My question is...if I am level 20 and I have AR60, wouldn't the equation result in zero?


AD = BD x 2 ^ ((60 - 60) / 40)

simplified...

AD = BD x 2 ^ (0 / 40)

and again...

AD = BD x 2 ^ 0


I can understand that if you have < AR60 then you would get a higher factor therefore the AD > BD and the opposite is apparent...but...

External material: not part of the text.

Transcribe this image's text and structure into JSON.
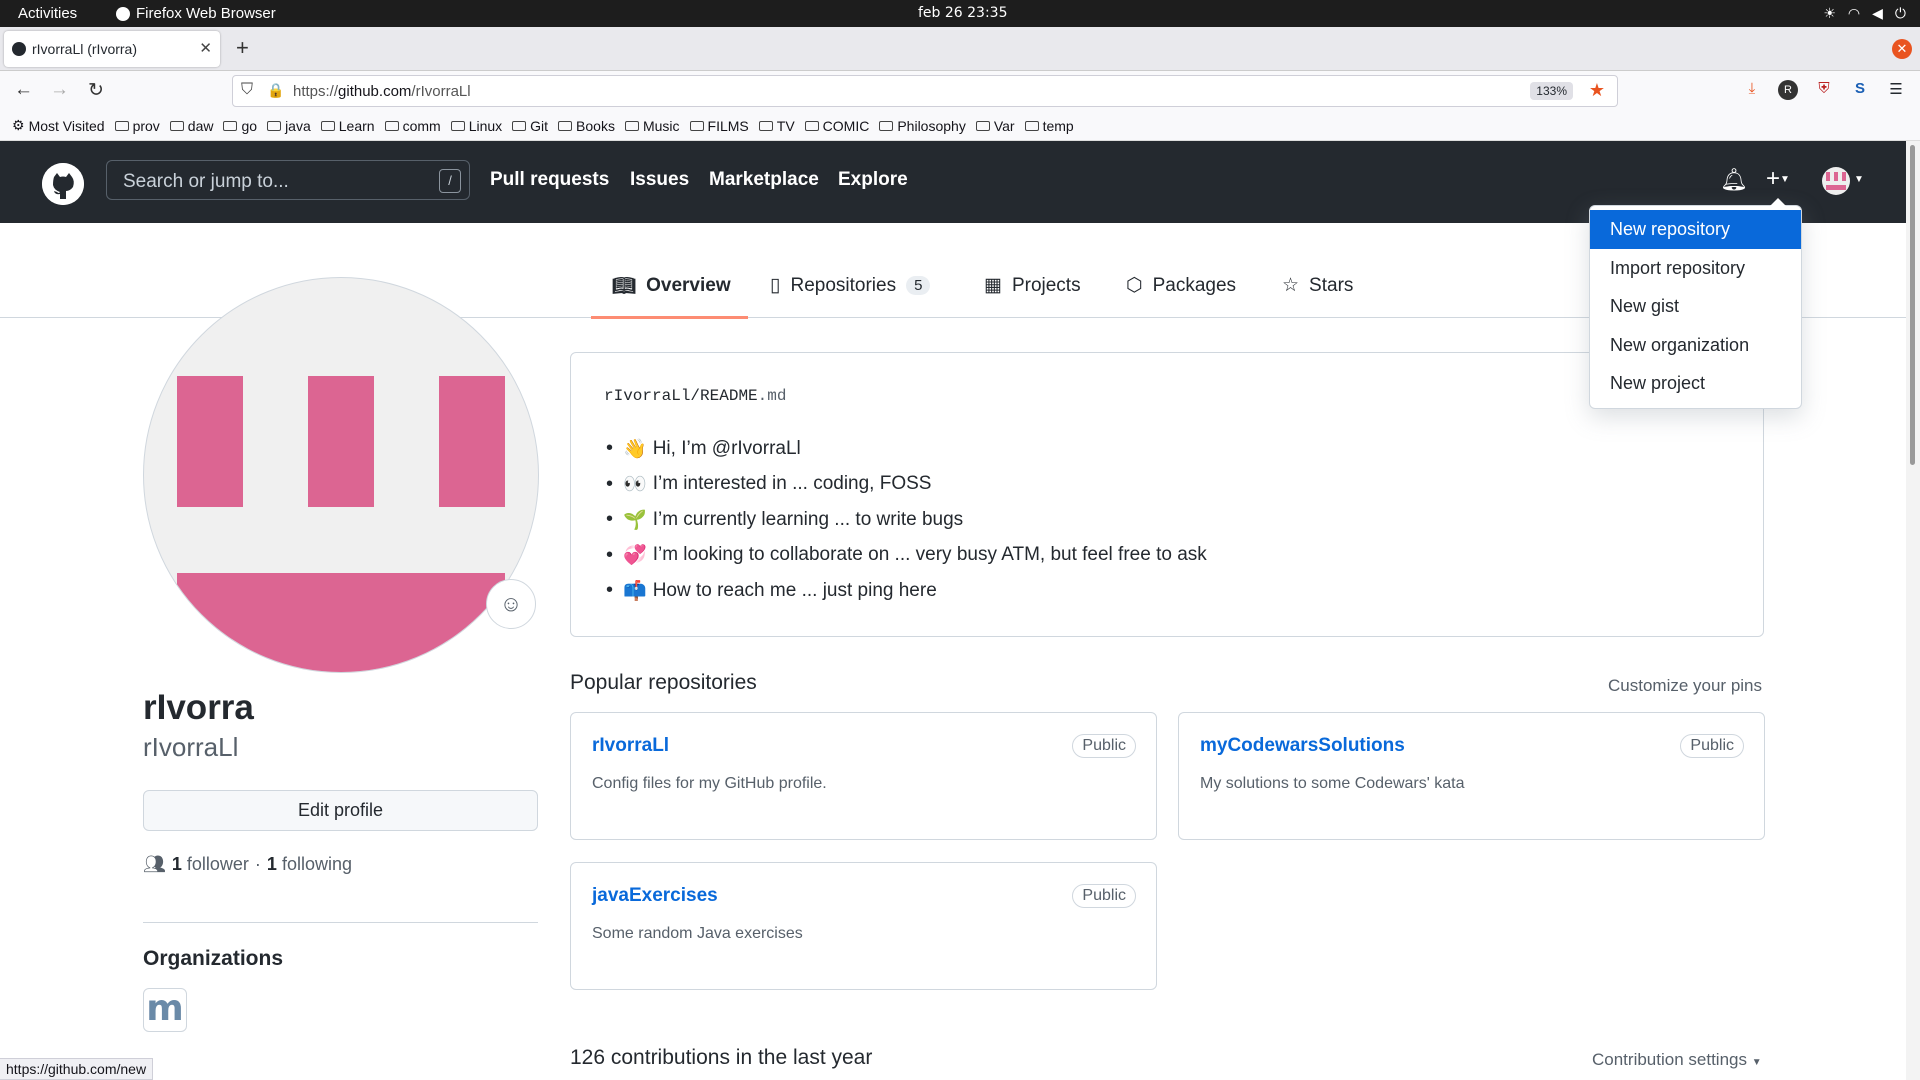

anything to the power of zero is zero...so multiply the base damage by zero and you get....zero

thoughts?

Anything to the power of zero is one.

meh, math ^ my memory > me

Sorry, but - maths might need a refresher for you

x^0 = 1 always.

So - when you are lvl 20, and facing 60 armour, your actual damage = your base damage

Ouch, don´t tell that a math professor. He will kill you! x^0 = 1 always? That is simply not right!

infinity^0 = ?

0^0 = ?

Infinity is not a number

-Diomedes

I know!

limes of exp(-x)^(1/x) for x = infinity => 0^0 = exp(-1)

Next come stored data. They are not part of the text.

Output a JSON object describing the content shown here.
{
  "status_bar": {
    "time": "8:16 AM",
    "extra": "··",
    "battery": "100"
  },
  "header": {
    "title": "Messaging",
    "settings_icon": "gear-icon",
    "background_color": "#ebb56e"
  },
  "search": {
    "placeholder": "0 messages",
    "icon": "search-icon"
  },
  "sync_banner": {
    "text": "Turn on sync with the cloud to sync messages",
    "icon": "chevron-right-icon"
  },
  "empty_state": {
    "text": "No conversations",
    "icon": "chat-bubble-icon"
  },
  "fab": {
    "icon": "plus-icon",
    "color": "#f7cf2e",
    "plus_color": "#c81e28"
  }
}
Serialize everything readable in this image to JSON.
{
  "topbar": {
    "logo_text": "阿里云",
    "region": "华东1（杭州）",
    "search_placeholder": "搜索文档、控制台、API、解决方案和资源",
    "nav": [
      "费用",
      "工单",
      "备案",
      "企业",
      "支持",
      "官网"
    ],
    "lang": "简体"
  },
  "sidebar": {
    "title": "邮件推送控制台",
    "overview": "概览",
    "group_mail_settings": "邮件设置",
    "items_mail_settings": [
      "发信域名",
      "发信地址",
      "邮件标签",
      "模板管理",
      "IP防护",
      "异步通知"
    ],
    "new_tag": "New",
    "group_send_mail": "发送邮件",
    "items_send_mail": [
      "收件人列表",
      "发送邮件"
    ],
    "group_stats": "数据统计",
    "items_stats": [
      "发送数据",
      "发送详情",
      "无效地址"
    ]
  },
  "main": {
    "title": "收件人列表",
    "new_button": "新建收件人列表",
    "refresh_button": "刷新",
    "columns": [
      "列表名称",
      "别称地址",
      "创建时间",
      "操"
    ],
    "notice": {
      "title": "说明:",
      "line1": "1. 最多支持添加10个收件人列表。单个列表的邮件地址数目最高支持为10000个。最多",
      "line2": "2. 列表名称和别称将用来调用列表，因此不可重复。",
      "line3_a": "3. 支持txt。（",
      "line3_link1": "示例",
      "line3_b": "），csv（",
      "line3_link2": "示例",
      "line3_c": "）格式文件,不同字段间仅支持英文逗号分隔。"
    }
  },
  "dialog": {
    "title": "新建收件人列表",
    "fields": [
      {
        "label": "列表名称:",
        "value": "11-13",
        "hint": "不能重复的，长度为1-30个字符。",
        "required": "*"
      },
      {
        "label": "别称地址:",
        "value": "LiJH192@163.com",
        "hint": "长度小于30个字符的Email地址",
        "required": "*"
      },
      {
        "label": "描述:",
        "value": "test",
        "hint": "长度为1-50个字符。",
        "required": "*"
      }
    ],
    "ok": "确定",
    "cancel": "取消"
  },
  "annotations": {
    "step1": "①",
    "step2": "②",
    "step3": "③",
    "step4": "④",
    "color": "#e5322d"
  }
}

limes of exp(x)^(1/x) for x = infinity => infinity^0 = exp(1)

0^0 is 1. At least, that is what is commonly accepted, since it solves so many problems - it is technically indeterminate, but 0^0=1 satisfies the binomial theorem and many other problems.

Edit: by satisfies, I mean that allowing x^0=1 for all x allows the binomial theorem to be true for x=0, y=0 and x=-y.

so many number my brans hurted now

I feel like I'm back in grade 10 math. My brain hurts!